Peygamber Sevdalıları Platformu üyesi derneklerden Bitlis Best-Der, Hz. Hüseyin'in şahadetinin yıl dönümü münasebetiyle program düzenledi.

Bitlis Best-Der hizmet binasında düzenlenen programda, Kerbela, mazlumların zalimlere karşı dik durarak, mücadele ettiği her yer olduğu vurgusu yapıldı. Program ilahiyatçı Musab Dalganın okuduğu Kuran-ı Kerim tilavetiyle başladı.

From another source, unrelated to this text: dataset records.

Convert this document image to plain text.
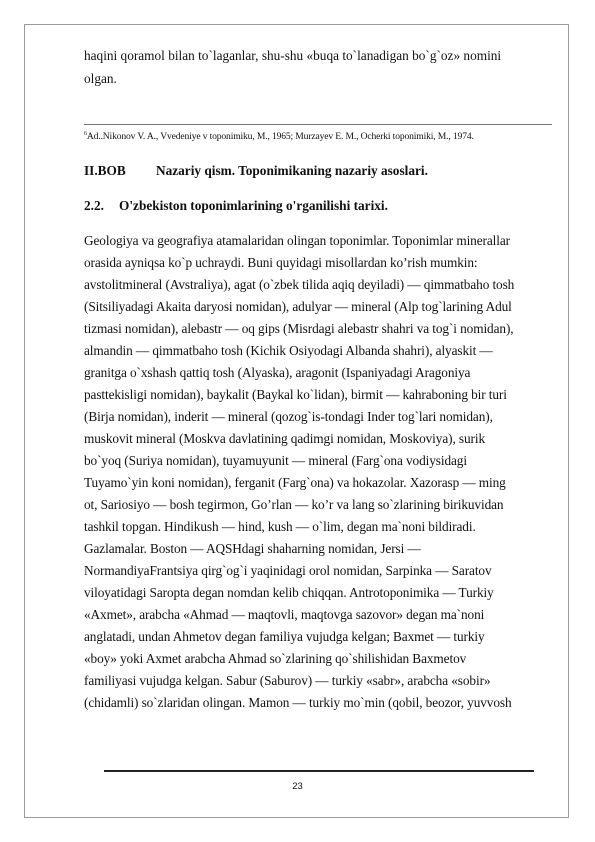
haqini qoramol bilan to`laganlar, shu-shu «buqa to`lanadigan bo`g`oz» nomini
olgan.

$^6$Ad..Nikonov V. A., Vvedeniye v toponimiku, M., 1965; Murzayev E. M., Ocherki toponimiki, M., 1974.
II.BOB Nazariy qism. Toponimikaning nazariy asoslari.
2.2. O'zbekiston toponimlarining o'rganilishi tarixi.
Geologiya va geografiya atamalaridan olingan toponimlar. Toponimlar minerallar
orasida ayniqsa ko`p uchraydi. Buni quyidagi misollardan ko’rish mumkin:
avstolitmineral (Avstraliya), agat (o`zbek tilida aqiq deyiladi) — qimmatbaho tosh
(Sitsiliyadagi Akaita daryosi nomidan), adulyar — mineral (Alp tog`larining Adul
tizmasi nomidan), alebastr — oq gips (Misrdagi alebastr shahri va tog`i nomidan),
almandin — qimmatbaho tosh (Kichik Osiyodagi Albanda shahri), alyaskit —
granitga o`xshash qattiq tosh (Alyaska), aragonit (Ispaniyadagi Aragoniya
pasttekisligi nomidan), baykalit (Baykal ko`lidan), birmit — kahraboning bir turi
(Birja nomidan), inderit — mineral (qozog`is-tondagi Inder tog`lari nomidan),
muskovit mineral (Moskva davlatining qadimgi nomidan, Moskoviya), surik
bo`yoq (Suriya nomidan), tuyamuyunit — mineral (Farg`ona vodiysidagi
Tuyamo`yin koni nomidan), ferganit (Farg`ona) va hokazolar. Xazorasp — ming
ot, Sariosiyo — bosh tegirmon, Go’rlan — ko’r va lang so`zlarining birikuvidan
tashkil topgan. Hindikush — hind, kush — o`lim, degan ma`noni bildiradi.
Gazlamalar. Boston — AQSHdagi shaharning nomidan, Jersi —
NormandiyaFrantsiya qirg`og`i yaqinidagi orol nomidan, Sarpinka — Saratov
viloyatidagi Saropta degan nomdan kelib chiqqan. Antrotoponimika — Turkiy
«Axmet», arabcha «Ahmad — maqtovli, maqtovga sazovor» degan ma`noni
anglatadi, undan Ahmetov degan familiya vujudga kelgan; Baxmet — turkiy
«boy» yoki Axmet arabcha Ahmad so`zlarining qo`shilishidan Baxmetov
familiyasi vujudga kelgan. Sabur (Saburov) — turkiy «sabr», arabcha «sobir»
(chidamli) so`zlaridan olingan. Mamon — turkiy mo`min (qobil, beozor, yuvvosh
23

Aşura, tarihte birçok olayın tanığıdır
Derneğin üye ve gönüllülerinin yanı sıra vatandaşların da katıldığı programda, günün anlam ve önemine binaen bir konuşma yapan eğitimci Önder İnan, aşura gününde birçok olayın yaşadığını belirterek, şöyle konuştu:
Bugün Muharrem ayının 10. günü, yani aşura günü. Bu ayda geçmiş ümmetlerin de tanıklık ettiği çok önemli hadiseler olmuştur. Bunlar, Hz. Âdem'in tövbesinin kabul edilmesi, Hz. İdrisin diri olarak göğe yükseltilmesi, Hz. Nuhun gemisinin tufandan kurtulması, Hz. İbrahimin ateşte yanmaması, Hz. Yakup'un oğlu Hz. Yusufa kavuşması, Hz.Eyübun hastalıklarının iyileşmesi, Hz. Musanın Kızıldeniz'den geçip İsrailoğullarını Firavundan kurtarılması, Hz. Yunusun balığın karnından çıkması, Hz. İsa'nın doğumu ve ölümden kurtarılıp göğe yükseltilmesi gibi hadiselerin cereyan ettiği gündür. dedi.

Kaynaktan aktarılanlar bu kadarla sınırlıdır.